Dias atrás estive com um
carro especial: um Chamonix Speedster, réplica nacional da versão
mais despojada do Porsche 356 da década de 1950, feita em Jarinu, SP
com mecânica Volkswagen de 1,6 litro "a ar". Sem entrar no mérito de
o que o pequeno conversível oferece pelo que custa — questão que
fica para a avaliação a ser publicada em breve —, o fato é que ele
me deu uma certeza: carros fora-de-série, como são conhecidos, são
um prazer para os entusiastas por automóvel.

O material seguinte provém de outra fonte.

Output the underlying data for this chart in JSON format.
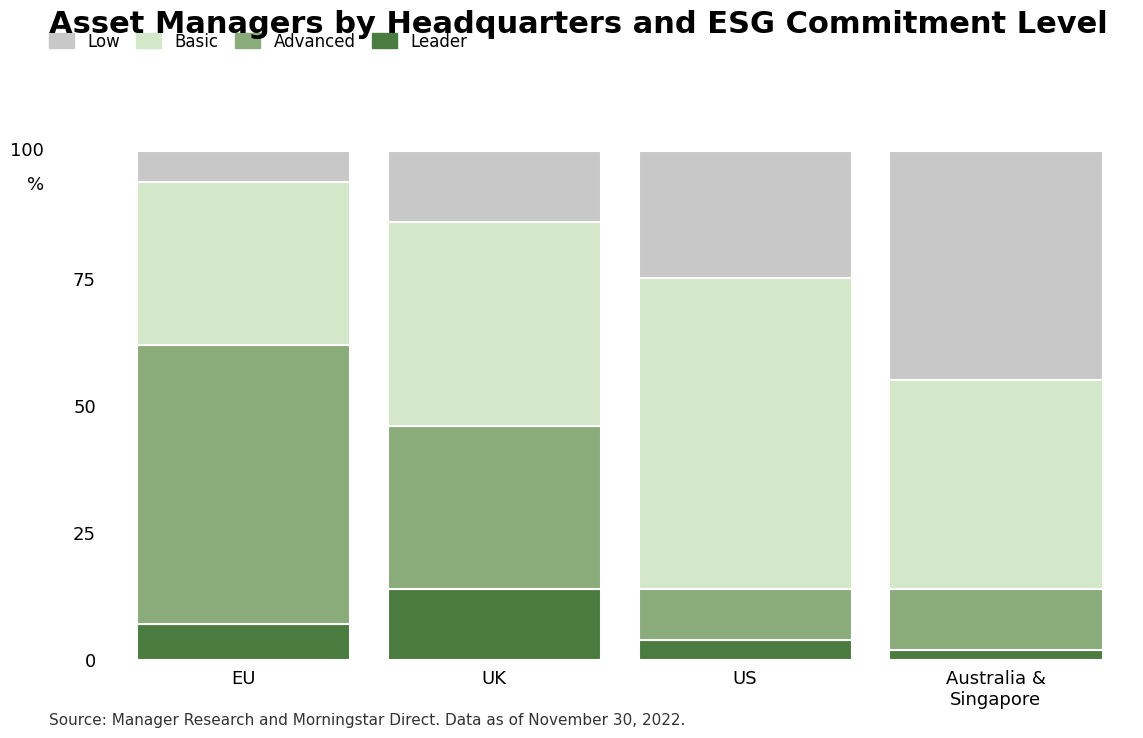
{
  "title": "Asset Managers by Headquarters and ESG Commitment Level",
  "categories": [
    "EU",
    "UK",
    "US",
    "Australia &\nSingapore"
  ],
  "segments": {
    "Leader": [
      7,
      14,
      4,
      2
    ],
    "Advanced": [
      55,
      32,
      10,
      12
    ],
    "Basic": [
      32,
      40,
      61,
      41
    ],
    "Low": [
      6,
      14,
      25,
      45
    ]
  },
  "colors": {
    "Leader": "#4a7c3f",
    "Advanced": "#8aac7a",
    "Basic": "#d3e8c8",
    "Low": "#c8c8c8"
  },
  "legend_order": [
    "Low",
    "Basic",
    "Advanced",
    "Leader"
  ],
  "yticks": [
    0,
    25,
    50,
    75,
    100
  ],
  "source": "Source: Manager Research and Morningstar Direct. Data as of November 30, 2022.",
  "background_color": "#ffffff",
  "bar_width": 0.85,
  "title_fontsize": 22,
  "legend_fontsize": 12,
  "tick_fontsize": 13,
  "source_fontsize": 11
}
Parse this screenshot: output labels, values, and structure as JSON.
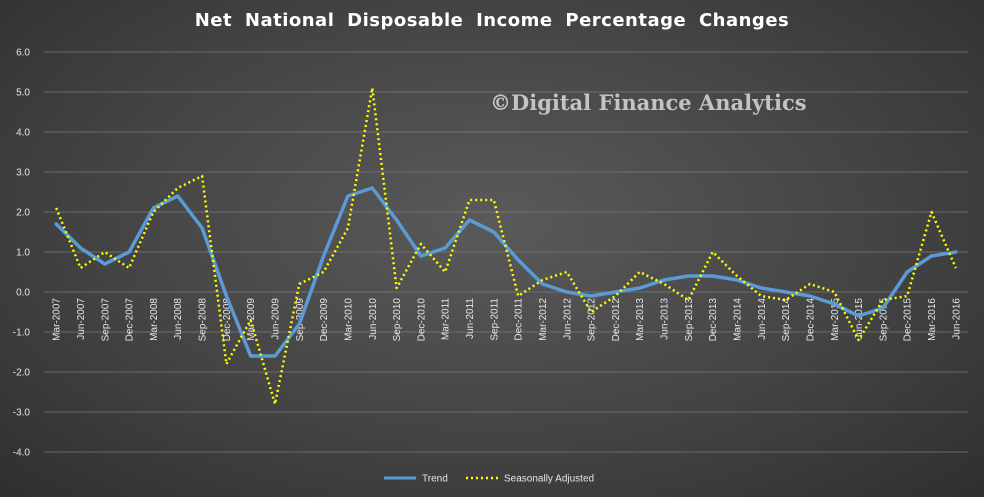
{
  "title": "Net National Disposable Income Percentage Changes",
  "watermark": "©Digital Finance Analytics",
  "colors": {
    "trend": "#5b9bd5",
    "seasonal": "#ffff00",
    "background": "#444444",
    "grid": "#7a7a7a",
    "text": "#e6e6e6"
  },
  "chart_data": {
    "type": "line",
    "title": "Net National Disposable Income Percentage Changes",
    "xlabel": "",
    "ylabel": "",
    "ylim": [
      -4.0,
      6.0
    ],
    "y_ticks": [
      "6.0",
      "5.0",
      "4.0",
      "3.0",
      "2.0",
      "1.0",
      "0.0",
      "-1.0",
      "-2.0",
      "-3.0",
      "-4.0"
    ],
    "grid": true,
    "legend": "bottom-center",
    "categories": [
      "Mar-2007",
      "Jun-2007",
      "Sep-2007",
      "Dec-2007",
      "Mar-2008",
      "Jun-2008",
      "Sep-2008",
      "Dec-2008",
      "Mar-2009",
      "Jun-2009",
      "Sep-2009",
      "Dec-2009",
      "Mar-2010",
      "Jun-2010",
      "Sep-2010",
      "Dec-2010",
      "Mar-2011",
      "Jun-2011",
      "Sep-2011",
      "Dec-2011",
      "Mar-2012",
      "Jun-2012",
      "Sep-2012",
      "Dec-2012",
      "Mar-2013",
      "Jun-2013",
      "Sep-2013",
      "Dec-2013",
      "Mar-2014",
      "Jun-2014",
      "Sep-2014",
      "Dec-2014",
      "Mar-2015",
      "Jun-2015",
      "Sep-2015",
      "Dec-2015",
      "Mar-2016",
      "Jun-2016"
    ],
    "series": [
      {
        "name": "Trend",
        "values": [
          1.7,
          1.1,
          0.7,
          1.0,
          2.1,
          2.4,
          1.6,
          -0.1,
          -1.6,
          -1.6,
          -0.8,
          0.9,
          2.4,
          2.6,
          1.8,
          0.9,
          1.1,
          1.8,
          1.5,
          0.8,
          0.2,
          0.0,
          -0.1,
          0.0,
          0.1,
          0.3,
          0.4,
          0.4,
          0.3,
          0.1,
          0.0,
          -0.1,
          -0.3,
          -0.6,
          -0.4,
          0.5,
          0.9,
          1.0
        ]
      },
      {
        "name": "Seasonally Adjusted",
        "values": [
          2.1,
          0.6,
          1.0,
          0.6,
          2.0,
          2.6,
          2.9,
          -1.8,
          -0.7,
          -2.8,
          0.2,
          0.5,
          1.6,
          5.1,
          0.1,
          1.2,
          0.5,
          2.3,
          2.3,
          -0.1,
          0.3,
          0.5,
          -0.5,
          -0.1,
          0.5,
          0.2,
          -0.2,
          1.0,
          0.4,
          -0.1,
          -0.2,
          0.2,
          0.0,
          -1.2,
          -0.2,
          -0.1,
          2.0,
          0.6
        ]
      }
    ]
  }
}
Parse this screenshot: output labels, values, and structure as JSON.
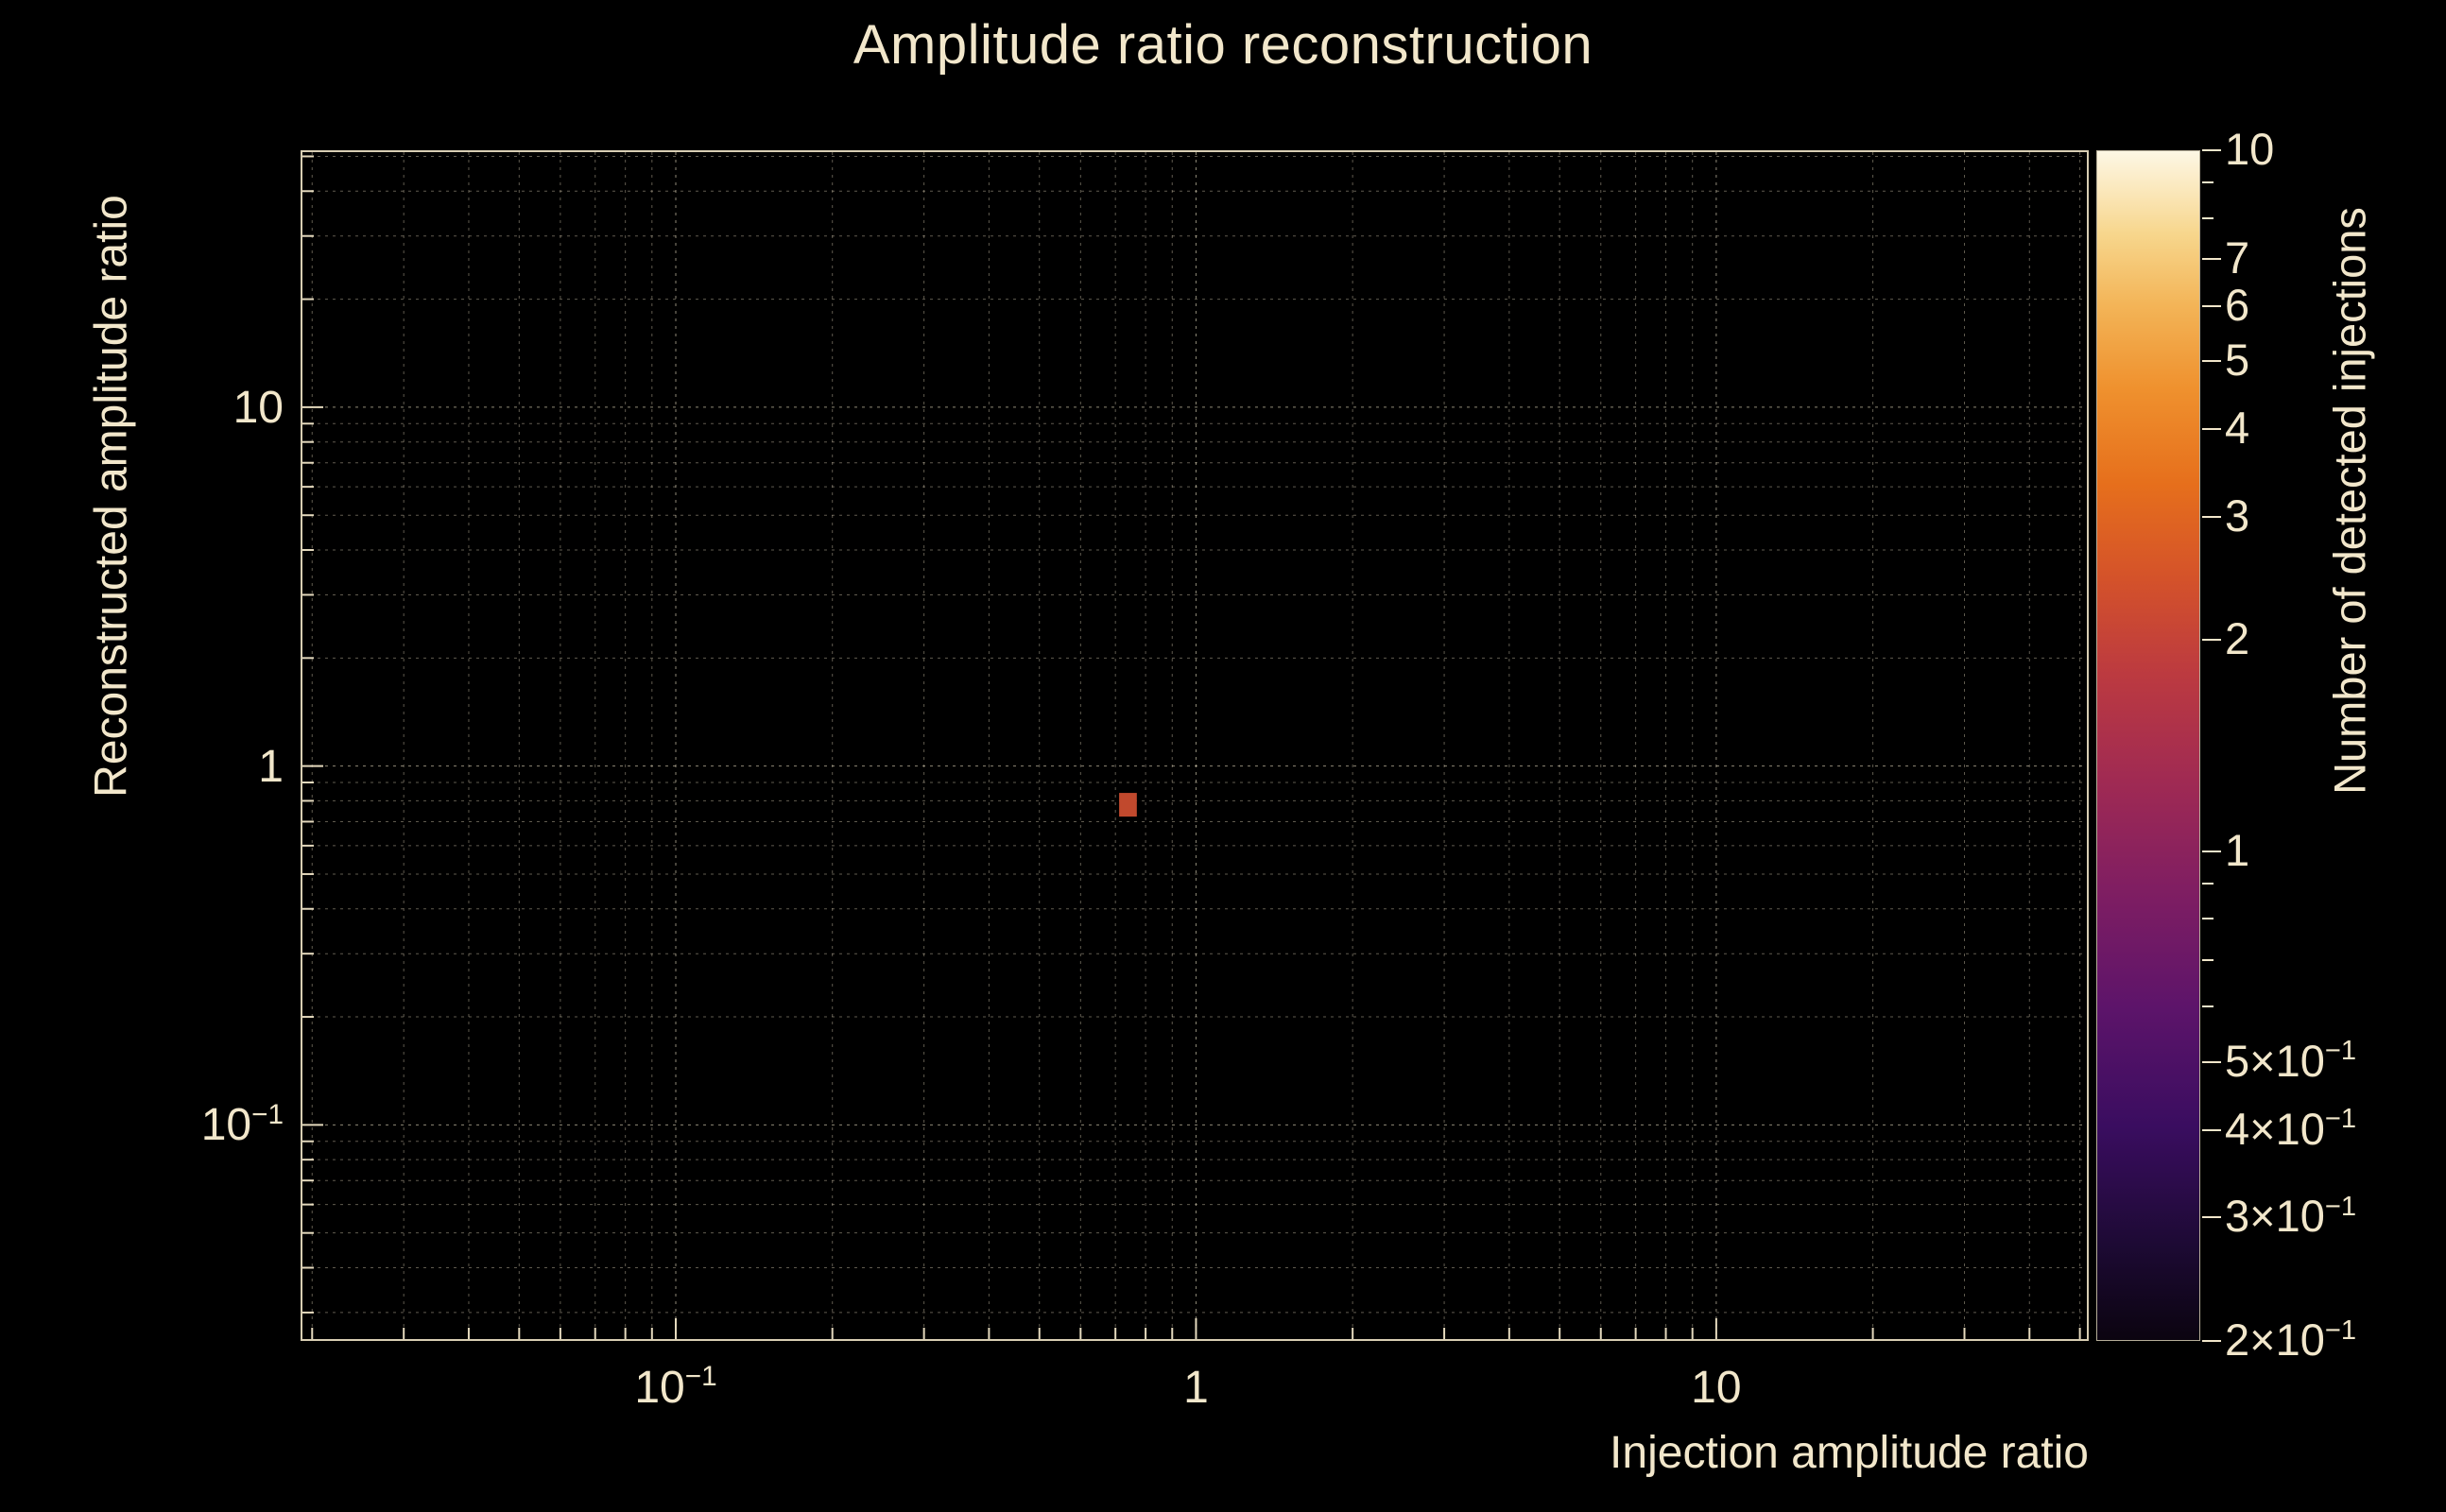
{
  "figure": {
    "background": "#000000",
    "text_color": "#f2e7cb",
    "frame_color": "#efe4c6",
    "grid_color": "#efe4c6"
  },
  "chart_data": {
    "type": "heatmap",
    "title": "Amplitude ratio reconstruction",
    "xlabel": "Injection amplitude ratio",
    "ylabel": "Reconstructed amplitude ratio",
    "colorbar_label": "Number of detected injections",
    "x_scale": "log",
    "y_scale": "log",
    "z_scale": "log",
    "xlim": [
      0.019,
      52
    ],
    "ylim": [
      0.025,
      52
    ],
    "zlim": [
      0.2,
      10
    ],
    "grid": true,
    "x_ticks": [
      {
        "v": 0.1,
        "label": "10^{−1}"
      },
      {
        "v": 1,
        "label": "1"
      },
      {
        "v": 10,
        "label": "10"
      }
    ],
    "y_ticks": [
      {
        "v": 0.1,
        "label": "10^{−1}"
      },
      {
        "v": 1,
        "label": "1"
      },
      {
        "v": 10,
        "label": "10"
      }
    ],
    "colorbar_ticks": [
      {
        "v": 10,
        "label": "10"
      },
      {
        "v": 9,
        "label": null
      },
      {
        "v": 8,
        "label": null
      },
      {
        "v": 7,
        "label": "7"
      },
      {
        "v": 6,
        "label": "6"
      },
      {
        "v": 5,
        "label": "5"
      },
      {
        "v": 4,
        "label": "4"
      },
      {
        "v": 3,
        "label": "3"
      },
      {
        "v": 2,
        "label": "2"
      },
      {
        "v": 1,
        "label": "1"
      },
      {
        "v": 0.9,
        "label": null
      },
      {
        "v": 0.8,
        "label": null
      },
      {
        "v": 0.7,
        "label": null
      },
      {
        "v": 0.6,
        "label": null
      },
      {
        "v": 0.5,
        "label": "5×10^{−1}"
      },
      {
        "v": 0.4,
        "label": "4×10^{−1}"
      },
      {
        "v": 0.3,
        "label": "3×10^{−1}"
      },
      {
        "v": 0.2,
        "label": "2×10^{−1}"
      }
    ],
    "colormap_stops": [
      {
        "pos": 0.0,
        "color": "#0b0410"
      },
      {
        "pos": 0.08,
        "color": "#1d0a34"
      },
      {
        "pos": 0.18,
        "color": "#3a0d60"
      },
      {
        "pos": 0.28,
        "color": "#5d146a"
      },
      {
        "pos": 0.38,
        "color": "#801e62"
      },
      {
        "pos": 0.47,
        "color": "#a02a53"
      },
      {
        "pos": 0.56,
        "color": "#bc3a40"
      },
      {
        "pos": 0.64,
        "color": "#d4522a"
      },
      {
        "pos": 0.72,
        "color": "#e66f1c"
      },
      {
        "pos": 0.8,
        "color": "#ef912e"
      },
      {
        "pos": 0.87,
        "color": "#f3b457"
      },
      {
        "pos": 0.93,
        "color": "#f7d68c"
      },
      {
        "pos": 0.97,
        "color": "#fbe9bf"
      },
      {
        "pos": 1.0,
        "color": "#fdf7e5"
      }
    ],
    "bins": [
      {
        "x": 0.74,
        "y": 0.78,
        "count": 1,
        "color": "#c1492d"
      }
    ],
    "bin_size_decades": {
      "x": 0.034,
      "y": 0.066
    }
  }
}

Quem viveu os anos 60, 70 e 80, ou se interessa pelos carros daquele
período, sabe como esses pequenos construtores tiveram espaço para
criar e se desenvolver no Brasil. Ainda nos primeiros 10 anos de
nossa indústria surgiram propostas como o Brasinca 4200 GT/Uirapuru,
com motor de seis cilindros dos caminhões Chevrolet, e o DKW Malzoni,
com a mecânica a dois tempos dos carros da Vemag, cuja linhagem
evoluiria para os modelos com motor VW arrefecido a ar e depois a
água.
Nas décadas de 1970 e 1980 os fora-de-série se multiplicaram.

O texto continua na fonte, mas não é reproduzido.